Cuando algunas personas vuelven de un sitio que les ha resultado exótico —Egipto, la India— dicen cosas como “Ellos no comen carne”, o “Ellos van a la playa vestidos”. Ese “ellos” marca una frontera: son eso que no comprendo, que admiro —o desprecio— pero que pertenece a un linaje humano que no es el mío. Siento que ese movimiento de colocar al otro en una esfera casi inhumana es el que hacemos los adultos cuando hablamos de niños y adolescentes: como si fueran una especie distinta a la nuestra, en ocasiones un poco fallada, a la que hay que arreglar. “Ellos se sienten incomprendidos, ellos se sienten desprotegidos, ellos sienten ansiedad y estrés”. Solo en España, según la Fundación ANAR, los niños y adolescentes atendidos por ideación suicida se multiplicaron por 23,7 en la última década.
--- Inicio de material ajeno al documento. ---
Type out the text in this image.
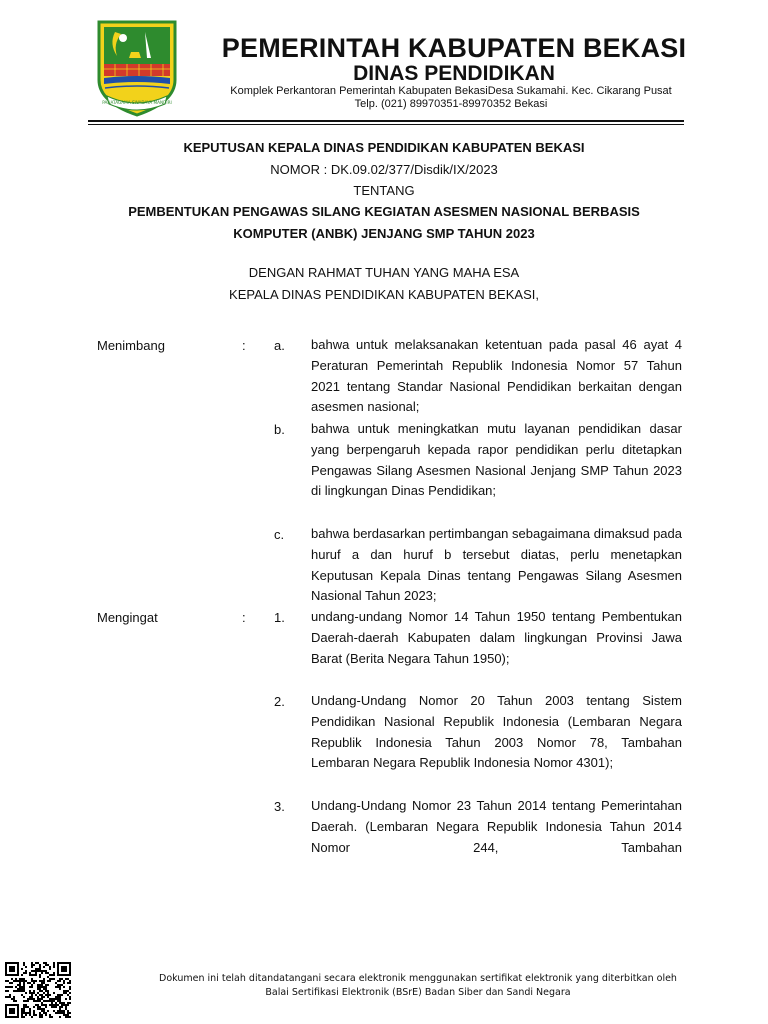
PANATAGAMA SWADAYA MANDIRI
PEMERINTAH KABUPATEN BEKASI
DINAS PENDIDIKAN
Komplek Perkantoran Pemerintah Kabupaten BekasiDesa Sukamahi. Kec. Cikarang Pusat
Telp. (021) 89970351-89970352 Bekasi
KEPUTUSAN KEPALA DINAS PENDIDIKAN KABUPATEN BEKASI
NOMOR : DK.09.02/377/Disdik/IX/2023
TENTANG
PEMBENTUKAN PENGAWAS SILANG KEGIATAN ASESMEN NASIONAL BERBASIS
KOMPUTER (ANBK) JENJANG SMP TAHUN 2023
DENGAN RAHMAT TUHAN YANG MAHA ESA
KEPALA DINAS PENDIDIKAN KABUPATEN BEKASI,
Menimbang	: a. bahwa untuk melaksanakan ketentuan pada pasal 46 ayat 4 Peraturan Pemerintah Republik Indonesia Nomor 57 Tahun 2021 tentang Standar Nasional Pendidikan berkaitan dengan asesmen nasional;
b. bahwa untuk meningkatkan mutu layanan pendidikan dasar yang berpengaruh kepada rapor pendidikan perlu ditetapkan Pengawas Silang Asesmen Nasional Jenjang SMP Tahun 2023 di lingkungan Dinas Pendidikan;
c. bahwa berdasarkan pertimbangan sebagaimana dimaksud pada huruf a dan huruf b tersebut diatas, perlu menetapkan Keputusan Kepala Dinas tentang Pengawas Silang Asesmen Nasional Tahun 2023;
Mengingat	: 1. undang-undang Nomor 14 Tahun 1950 tentang Pembentukan Daerah-daerah Kabupaten dalam lingkungan Provinsi Jawa Barat (Berita Negara Tahun 1950);
2. Undang-Undang Nomor 20 Tahun 2003 tentang Sistem Pendidikan Nasional Republik Indonesia (Lembaran Negara Republik Indonesia Tahun 2003 Nomor 78, Tambahan Lembaran Negara Republik Indonesia Nomor 4301);
3. Undang-Undang Nomor 23 Tahun 2014 tentang Pemerintahan Daerah. (Lembaran Negara Republik Indonesia Tahun 2014 Nomor 244, Tambahan
Dokumen ini telah ditandatangani secara elektronik menggunakan sertifikat elektronik yang diterbitkan oleh
Balai Sertifikasi Elektronik (BSrE) Badan Siber dan Sandi Negara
Reaccionamos con pánico, horror, incomprensión: ¿cómo alguien tan joven, con toda la vida por delante? Es extraño que el padecimiento psíquico a esas edades nos resulte incomprensible. Todos pasamos por ahí: si llegamos a ser adultos, alguna vez tuvimos 12 años. La imagen perfecta de la soledad es la de una persona pequeña en el patio de un colegio, aterrada y padeciendo humillaciones que nadie percibe, que a nadie pueden contar y que, cree, no terminarán jamás. Las vírgenes suicidas, de Jeffrey Eugenides, comienza con el intento de suicidio de Cecilia Lisbon. Tiene 13 años. Se ha cortado las venas. Los sanitarios la salvan. El doctor Armonson le acaricia la barbilla, le dice. “¿Qué haces aquí, guapa? Si todavía no tienes edad para saber lo mala que es la vida”. Y Cecilia Lisbon responde: “Está muy claro, doctor, que usted nunca ha sido una niña de 13 años”. En estos días de tanta muerte joven no dejo de pensar en esa novela. En cómo podríamos decir: “Hola, parezco muy mayor pero dentro de mí vive una persona de trece años que todavía sueña con fantasmas. Soy de tu raza. Aquí estoy”.